The Court of Appeal had regard to sections 289 and 290 of the Victorian Criminal Procedure Act 2009 which provide that in considering whether or not an appeal should be allowed to that Court, and if so in re-determining sentence, the Court of Appeal “must not take into account any element of double jeopardy involved in the respondent being sentenced again.” It was accepted that those provisions could not apply of their own force to the imposition of a sentence for a federal offence. However, they were said by the Court of Appeal to apply as provisions picked-up by virtue of section 80 of the Judiciary Act 1903 which provides for the application, by courts exercising federal jurisdiction, of the common law of Australia as modified "by the statute law in force in the State ... in which the Court in which the jurisdiction is exercised is held".
The appellant contended that the Court of Appeal was in error in having regard to sections 289 and 290, which in effect prohibited it from having regard to the “principle” of “double jeopardy”. That principle was said to have required the Court of Appeal to take account of the presumed distress and anxiety of the appellant occasioned by having to stand for sentence again. The appellant submitted that double jeopardy was a principle of judge-made law which informed the content that is to be given to several elements of the statutory provisions governing the sentencing of federal offenders set out in section 16A. These included the requirement that the sentence be of "a severity appropriate in all the circumstances of the offence”, that the Court take into account “any other matters” and that the "mental condition" of the appellant, which was also required to be taken into account, was broad enough to refer to the anxiety and distress to which it may be presumed that person will suffer on re-sentencing.
The High Court held that while section 16A accommodated some common law principles of sentencing, such as those relating to general deterrence, proportionality and totality, it did not accommodate the so-called “principle” relied upon by the appellant. The application of an automatic discount on account of double jeopardy would be inconsistent with the requirement of section 16A(1) that a sentence be appropriate in its severity in all the circumstances of the case. Moreover, the requirements of section 16A are to be applied by all courts exercising federal jurisdiction upon sentencing, whether by a sentencing court at first instance or by a court on appeal. Section 16A could not be interpreted as encompassing concepts addressed only to an appellate court, such as notions derived from the rule against double jeopardy.

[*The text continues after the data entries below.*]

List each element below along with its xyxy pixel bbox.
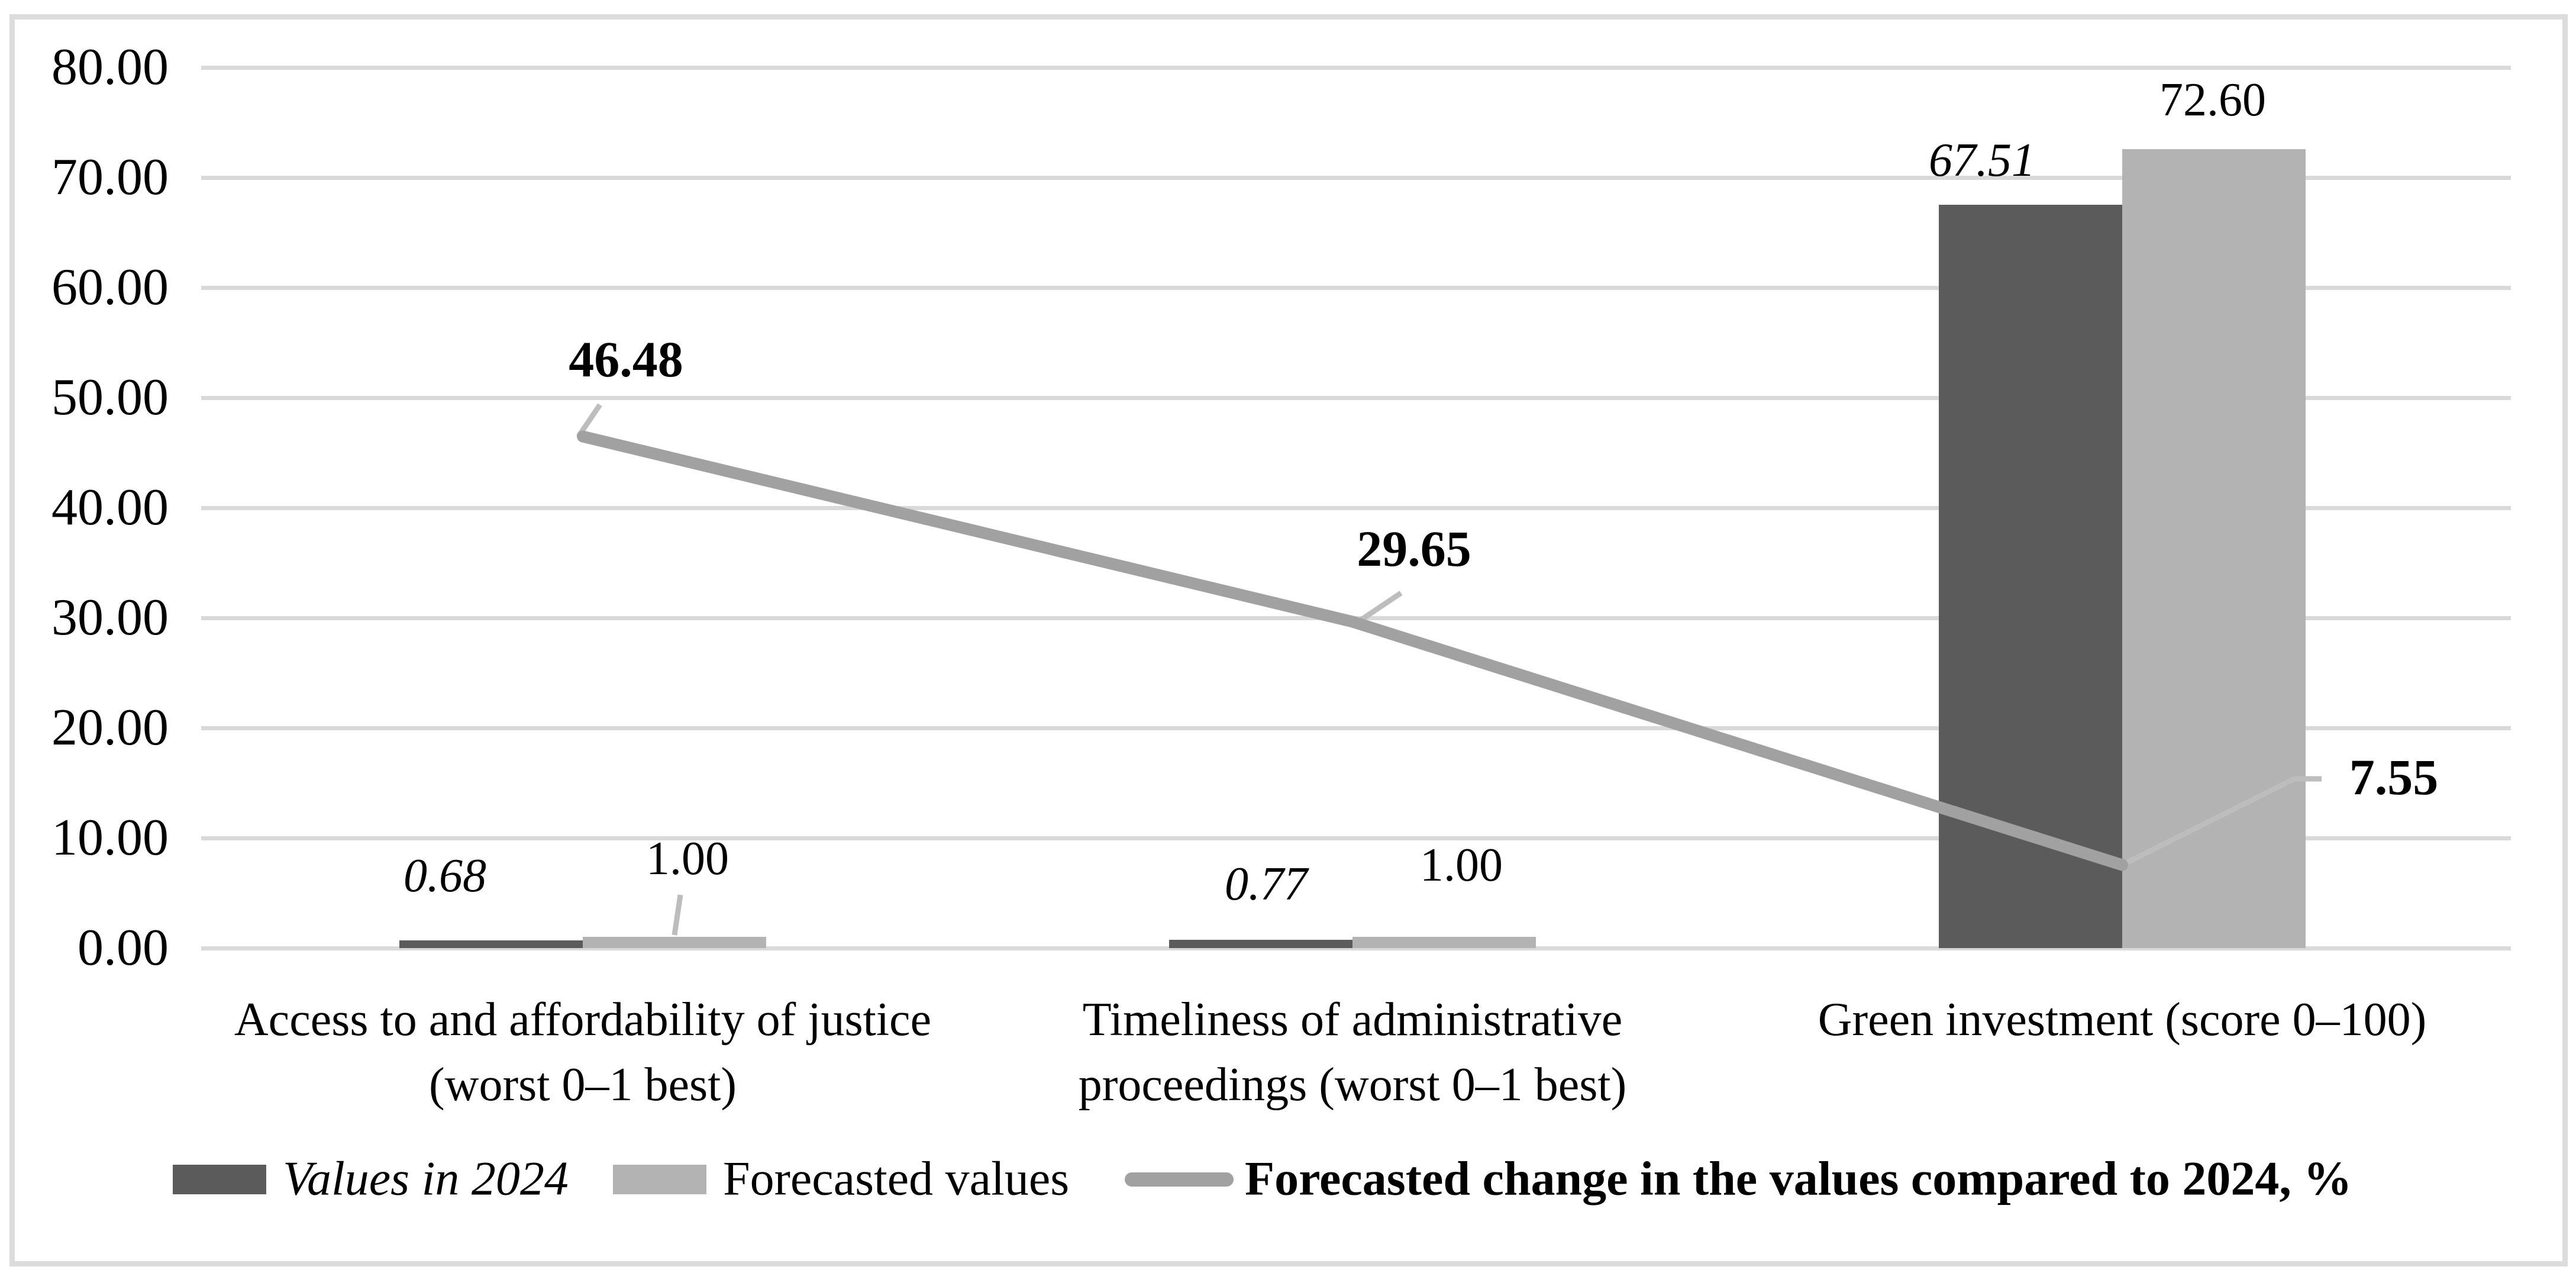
legend-marker-values-2024 [173, 1165, 266, 1194]
y-axis-tick-label: 80.00 [51, 38, 169, 96]
chart-border [9, 14, 2568, 1266]
y-axis-tick-label: 30.00 [51, 589, 169, 646]
bar-values-2024 [1169, 940, 1352, 948]
gridline [201, 286, 2511, 290]
y-axis-tick-label: 0.00 [78, 919, 169, 976]
category-label: Timeliness of administrative proceedings … [1078, 994, 1627, 1111]
bar-data-label: 72.60 [2159, 74, 2266, 126]
bar-forecasted-values [1352, 937, 1536, 948]
legend-marker-forecasted-values [613, 1165, 706, 1194]
y-axis-tick-label: 70.00 [51, 149, 169, 206]
gridline [201, 66, 2511, 70]
category-label: Access to and affordability of justice (w… [234, 994, 932, 1111]
bar-data-label: 1.00 [646, 833, 729, 885]
legend-label-forecasted-change: Forecasted change in the values compared… [1245, 1151, 2352, 1206]
line-data-label: 46.48 [569, 331, 683, 388]
gridline [201, 396, 2511, 400]
bar-forecasted-values [2122, 149, 2306, 948]
bar-values-2024 [399, 940, 583, 948]
legend-label-values-2024: Values in 2024 [283, 1151, 569, 1206]
bar-data-label: 0.77 [1225, 858, 1308, 910]
y-axis-tick-label: 60.00 [51, 259, 169, 316]
bar-forecasted-values [583, 937, 766, 948]
y-axis-tick-label: 10.00 [51, 809, 169, 866]
gridline [201, 946, 2511, 950]
bar-data-label: 0.68 [403, 850, 486, 902]
line-data-label: 29.65 [1357, 520, 1471, 577]
gridline [201, 176, 2511, 180]
y-axis-tick-label: 50.00 [51, 369, 169, 426]
line-data-label: 7.55 [2349, 749, 2439, 805]
y-axis-tick-label: 40.00 [51, 479, 169, 536]
category-label: Green investment (score 0–100) [1818, 994, 2427, 1046]
bar-data-label: 67.51 [1929, 134, 2035, 186]
legend-marker-forecasted-change-line [1125, 1172, 1234, 1187]
legend-label-forecasted-values: Forecasted values [723, 1151, 1070, 1206]
y-axis-tick-label: 20.00 [51, 699, 169, 756]
bar-values-2024 [1939, 205, 2122, 948]
bar-data-label: 1.00 [1420, 839, 1503, 891]
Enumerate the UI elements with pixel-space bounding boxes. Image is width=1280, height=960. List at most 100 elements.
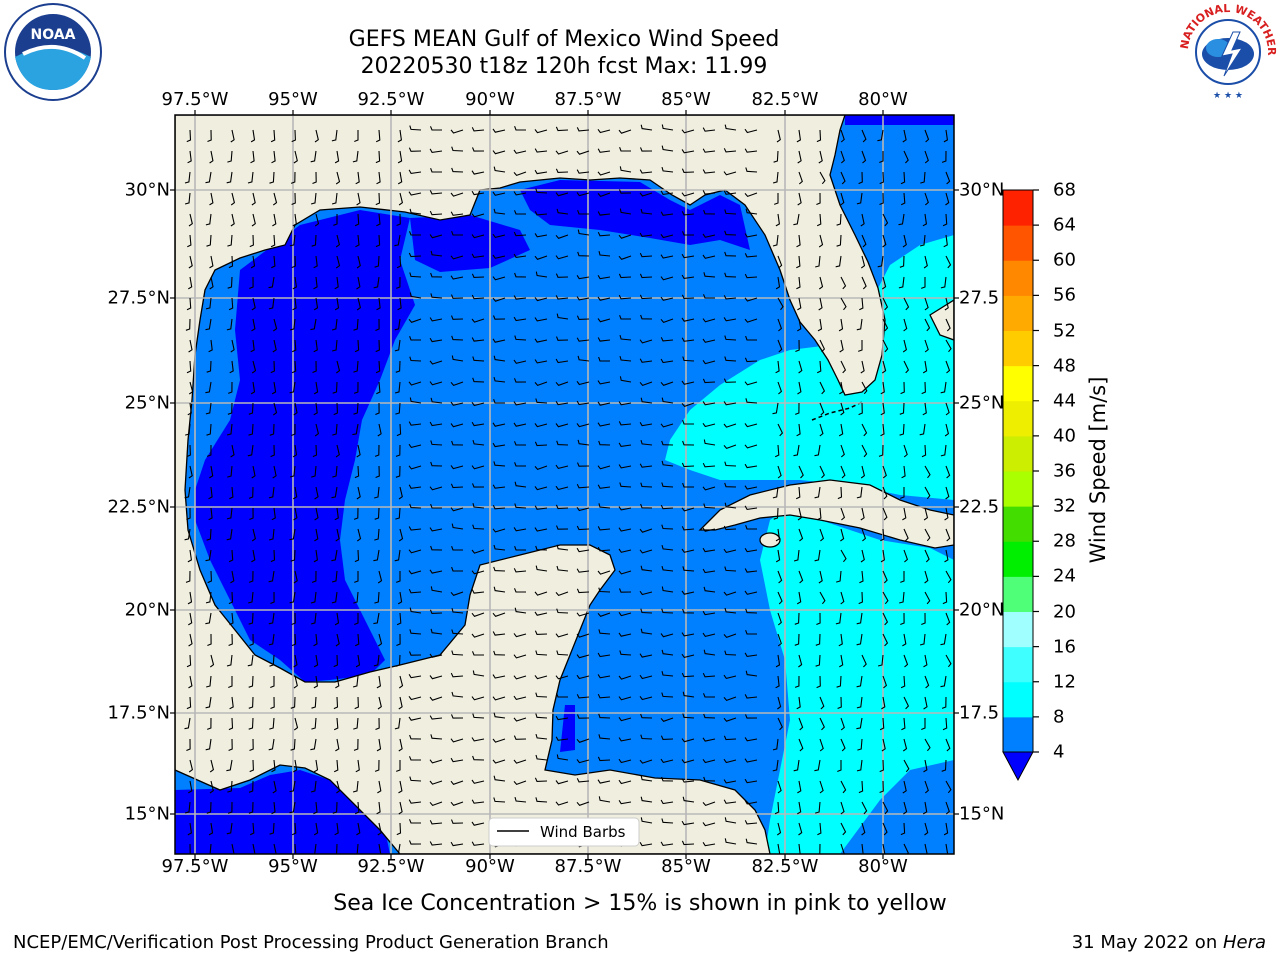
wind-barb xyxy=(618,464,632,469)
wind-barb xyxy=(514,126,526,131)
wind-barb xyxy=(408,526,422,531)
wind-barb xyxy=(230,339,235,353)
wind-barb xyxy=(796,129,801,143)
wind-barb xyxy=(576,315,590,320)
wind-barb xyxy=(724,461,737,467)
wind-barb xyxy=(208,822,214,836)
wind-barb xyxy=(836,234,842,247)
wind-barb xyxy=(576,192,590,197)
wind-barb xyxy=(903,150,909,164)
wind-barb xyxy=(313,297,319,311)
wind-barb xyxy=(555,525,569,530)
wind-barb xyxy=(661,649,674,656)
nws-logo: NATIONAL WEATHER SERVICE ★ ★ ★ xyxy=(1178,2,1278,101)
wind-barb xyxy=(774,193,779,205)
wind-barb xyxy=(639,653,653,658)
wind-barb xyxy=(619,315,632,320)
wind-barb xyxy=(681,274,695,279)
wind-barb xyxy=(920,171,926,184)
wind-barb xyxy=(450,801,464,806)
wind-barb xyxy=(682,482,695,488)
wind-barb xyxy=(513,210,526,215)
wind-barb xyxy=(186,297,192,311)
wind-barb xyxy=(861,801,868,815)
wind-barb xyxy=(745,670,758,677)
wind-barb xyxy=(576,127,590,132)
wind-barb xyxy=(450,211,464,216)
wind-barb xyxy=(899,591,905,604)
wind-barb xyxy=(186,696,192,710)
wind-barb xyxy=(272,402,278,416)
wind-barb xyxy=(430,503,443,509)
wind-barb xyxy=(940,381,947,394)
wind-barb xyxy=(513,231,527,237)
wind-barb xyxy=(839,381,844,395)
wind-barb xyxy=(840,402,845,416)
wind-barb xyxy=(332,339,338,352)
wind-barb xyxy=(924,528,931,542)
wind-barb xyxy=(877,654,884,667)
wind-barb xyxy=(312,171,317,185)
wind-barb xyxy=(310,780,317,793)
wind-barb xyxy=(702,568,716,574)
wind-barb xyxy=(858,171,863,185)
wind-barb xyxy=(450,738,464,743)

Section 16A(2)(m), which required consideration of the “mental condition” of the appellant did not assist the appellant. Contrary to what was held in Director of Public Prosecutions (Cth) v De La Rosa by the NSW Court of Appeal, that section required actual proof of anxiety and distress, and the presumed anxiety and distress accommodated by the notion of double jeopardy was not sufficient (and in any event, in the appellant’s case there was actual evidence of anxiety and distress that was independently taken into account in re-sentencing).
Finally, the fact that presumed anxiety and distress on re-sentencing is not one of the matters to which the Court is to have regard under section 16A does not mean that there is a gap or omission in the Commonwealth sentencing regime such as to bring section 80 into play. Re-sentencing is able to occur according to the terms of section 16A without reference to that presumed state of affairs.
Accordingly, the appeal was dismissed.